This was a study conducted with the approach of methodological research in nursing,11 within the framework of the Colombian Network of School Nursing, carried out in three stages: (i) Revision of national antecedents, which analysed the nursing practice through a series of individual interviews and secondary sources of information that showed the need to have a school-nursing model; (ii) Interviews to 26 school nurses, identifying and prioritizing the basic aspects of the school-nursing model which, from three guides developed by the Faculty of Nursing and Rehabilitation at Universidad de la Sabana, se identified initially the four meta-paradigmatic concepts in relation with the nursing practice in this field. Then, the assumptions of school nursing were specified with this same group, indicating how the concepts described should be articulated in practice to reflect the desired scenarios. Upon defining the assumptions, these were classified under parameters of importance and governance for school nursing through the iGo matrix.12) In this matrix, participants scored from 0 to 500 each condition and for the result value of these scores was averaged, as high, medium, or low, according to parameters from the same methodology where, from the average and extreme values, the distribution of the ranges arises. This was how from the analysis of prioritized components, emerged the initial version of the model. For validation, a focal group was carried out with the participants who were asked to indicate if the model proposed reflected their contributions, knowledge, and experience. From the suggestions received, a final adjustment was made and a name, a slogan, was sought and a summary of the fundamental was made to communicate it with ease; (iii) Upon agreeing on the definitive model with the participating group, the process of construction and components was revised with support from two recognized experts in the field of theoretical construction of nursing, to verify its level of internal coherence and the degree of compliance with the international criteria in effect for this type of theoretical development.13
The study was conducted within the Colombian Network of School Nursing and received institutional approval from Universidad de la Sabana, within the project “Validation of a Strategy to Improve the Institutional Nursing Practice in Teaching-Care Alliance”. All the participants signed a written informed consent.

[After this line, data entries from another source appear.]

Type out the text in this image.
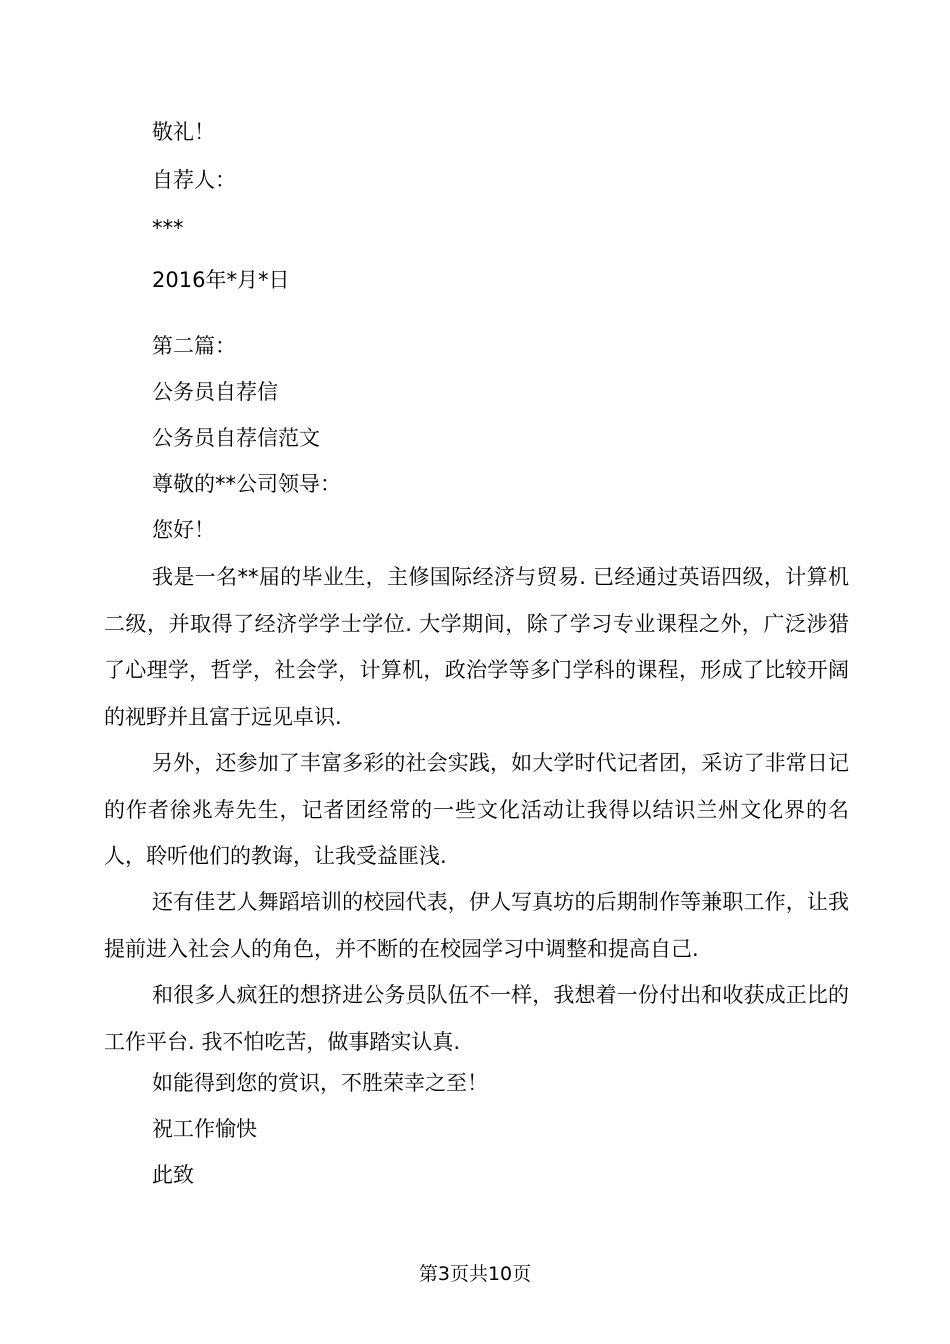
敬礼！
自荐人：
***
2016年*月*日
第二篇：
公务员自荐信
公务员自荐信范文
尊敬的**公司领导：
您好！
我是一名**届的毕业生，主修国际经济与贸易. 已经通过英语四级，计算机二级，并取得了经济学学士学位. 大学期间，除了学习专业课程之外，广泛涉猎了心理学，哲学，社会学，计算机，政治学等多门学科的课程，形成了比较开阔的视野并且富于远见卓识.
另外，还参加了丰富多彩的社会实践，如大学时代记者团，采访了非常日记的作者徐兆寿先生，记者团经常的一些文化活动让我得以结识兰州文化界的名人，聆听他们的教诲，让我受益匪浅.
还有佳艺人舞蹈培训的校园代表，伊人写真坊的后期制作等兼职工作，让我提前进入社会人的角色，并不断的在校园学习中调整和提高自己.
和很多人疯狂的想挤进公务员队伍不一样，我想着一份付出和收获成正比的工作平台. 我不怕吃苦，做事踏实认真.
如能得到您的赏识，不胜荣幸之至！
祝工作愉快
此致
第3页共10页
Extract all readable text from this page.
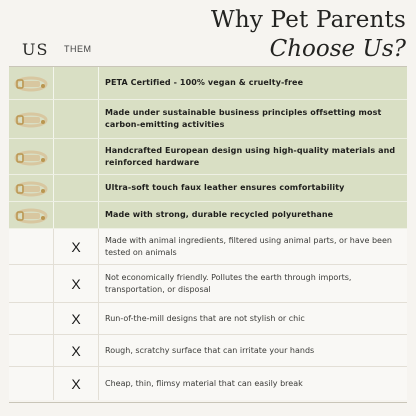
Why Pet Parents
Choose Us?
US THEM
PETA Certified - 100% vegan & cruelty-free
Made under sustainable business principles offsetting most carbon-emitting activities
Handcrafted European design using high-quality materials and reinforced hardware
Ultra-soft touch faux leather ensures comfortability
Made with strong, durable recycled polyurethane
X	Made with animal ingredients, filtered using animal parts, or have been tested on animals
X	Not economically friendly. Pollutes the earth through imports, transportation, or disposal
X	Run-of-the-mill designs that are not stylish or chic
X	Rough, scratchy surface that can irritate your hands
X	Cheap, thin, flimsy material that can easily break
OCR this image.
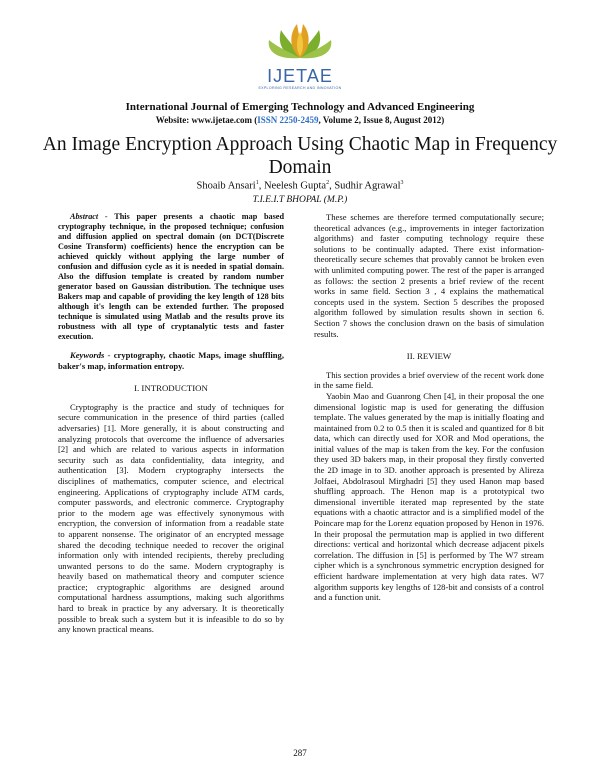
IJETAE
EXPLORING RESEARCH AND INNOVATION
International Journal of Emerging Technology and Advanced Engineering
Website: www.ijetae.com (ISSN 2250-2459, Volume 2, Issue 8, August 2012)
An Image Encryption Approach Using Chaotic Map in Frequency Domain
Shoaib Ansari$^1$, Neelesh Gupta$^2$, Sudhir Agrawal$^3$
T.I.E.I.T BHOPAL (M.P.)

Abstract - This paper presents a chaotic map based cryptography technique, in the proposed technique; confusion and diffusion applied on spectral domain (on DCT(Discrete Cosine Transform) coefficients) hence the encryption can be achieved quickly without applying the large number of confusion and diffusion cycle as it is needed in spatial domain. Also the diffusion template is created by random number generator based on Gaussian distribution. The technique uses Bakers map and capable of providing the key length of 128 bits although it's length can be extended further. The proposed technique is simulated using Matlab and the results prove its robustness with all type of cryptanalytic tests and faster execution.

Keywords - cryptography, chaotic Maps, image shuffling, baker's map, information entropy.

I. INTRODUCTION

Cryptography is the practice and study of techniques for secure communication in the presence of third parties (called adversaries) [1]. More generally, it is about constructing and analyzing protocols that overcome the influence of adversaries [2] and which are related to various aspects in information security such as data confidentiality, data integrity, and authentication [3]. Modern cryptography intersects the disciplines of mathematics, computer science, and electrical engineering. Applications of cryptography include ATM cards, computer passwords, and electronic commerce. Cryptography prior to the modern age was effectively synonymous with encryption, the conversion of information from a readable state to apparent nonsense. The originator of an encrypted message shared the decoding technique needed to recover the original information only with intended recipients, thereby precluding unwanted persons to do the same. Modern cryptography is heavily based on mathematical theory and computer science practice; cryptographic algorithms are designed around computational hardness assumptions, making such algorithms hard to break in practice by any adversary. It is theoretically possible to break such a system but it is infeasible to do so by any known practical means.

These schemes are therefore termed computationally secure; theoretical advances (e.g., improvements in integer factorization algorithms) and faster computing technology require these solutions to be continually adapted. There exist information-theoretically secure schemes that provably cannot be broken even with unlimited computing power. The rest of the paper is arranged as follows: the section 2 presents a brief review of the recent works in same field. Section 3 , 4 explains the mathematical concepts used in the system. Section 5 describes the proposed algorithm followed by simulation results shown in section 6. Section 7 shows the conclusion drawn on the basis of simulation results.

II. REVIEW

This section provides a brief overview of the recent work done in the same field.

Yaobin Mao and Guanrong Chen [4], in their proposal the one dimensional logistic map is used for generating the diffusion template. The values generated by the map is initially floating and maintained from 0.2 to 0.5 then it is scaled and quantized for 8 bit data, which can directly used for XOR and Mod operations, the initial values of the map is taken from the key. For the confusion they used 3D bakers map, in their proposal they firstly converted the 2D image in to 3D. another approach is presented by Alireza Jolfaei, Abdolrasoul Mirghadri [5] they used Hanon map based shuffling approach. The Henon map is a prototypical two dimensional invertible iterated map represented by the state equations with a chaotic attractor and is a simplified model of the Poincare map for the Lorenz equation proposed by Henon in 1976. In their proposal the permutation map is applied in two different directions: vertical and horizontal which decrease adjacent pixels correlation. The diffusion in [5] is performed by The W7 stream cipher which is a synchronous symmetric encryption designed for efficient hardware implementation at very high data rates. W7 algorithm supports key lengths of 128-bit and consists of a control and a function unit.

287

From the theoretical review, the group of participating expert nurses was defined, along with an account of their prior accomplishments and the state of the art in this field, which generated comparison parameters of the present results, as presented at the end of this section in the Discussion. In the second stage, the components of the model of professional practice of school nursing for Colombia emerged, which include the concepts, theoretical assumptions, and their prioritizing in the following order:
First, concept of person
The subject of care by school nursing. The subjects of care by a school nurse are children or adolescents and with them the whole education community. School-age children or adolescents, registered in a school as students, are for the nurse unique persons. The school nurse also cares for the teaching staff, including directors, administrative personnel and those in general services, and sometimes their children or relatives, who could be present in the school receiving services of wellbeing. Through this bond with the children or in special events, care is provided to their parents, guardians, students from other schools and to the members of their families who attend different activities (academic, cultural, sports, or recreational) or to whom - for different reasons - are in the school facilities or accompanying activities under the responsibility of the institution as suppliers, contractors, or visitors. Care by the school nurse encompasses other colleagues who when exercising common tasks need accompaniment, socialization of their activity or ratification of their work.
Second, concept of health
School nursing seeks to contribute to the education of happy, sensitive, critical, and authentic individuals capable of constructing freely their own history and be able to contribute creatively to the cultural, socioeconomic, and environmental environment, creating a conscience of responsibility and respect for the community and for themselves through continuous renovation. The school nurse seeks to respond to the different health needs and situations presented by the students and other members of the education community looking for their wellbeing and guaranteeing their safety. For the school nurse, it is a priority to propitiate the inclusion of children or adolescents, facilitating all to develop their school activities. The nurse looks for the children or adolescents and the rest of the school community to become stronger in the capacity for caring and for them to make decisions in favour of a healthy life.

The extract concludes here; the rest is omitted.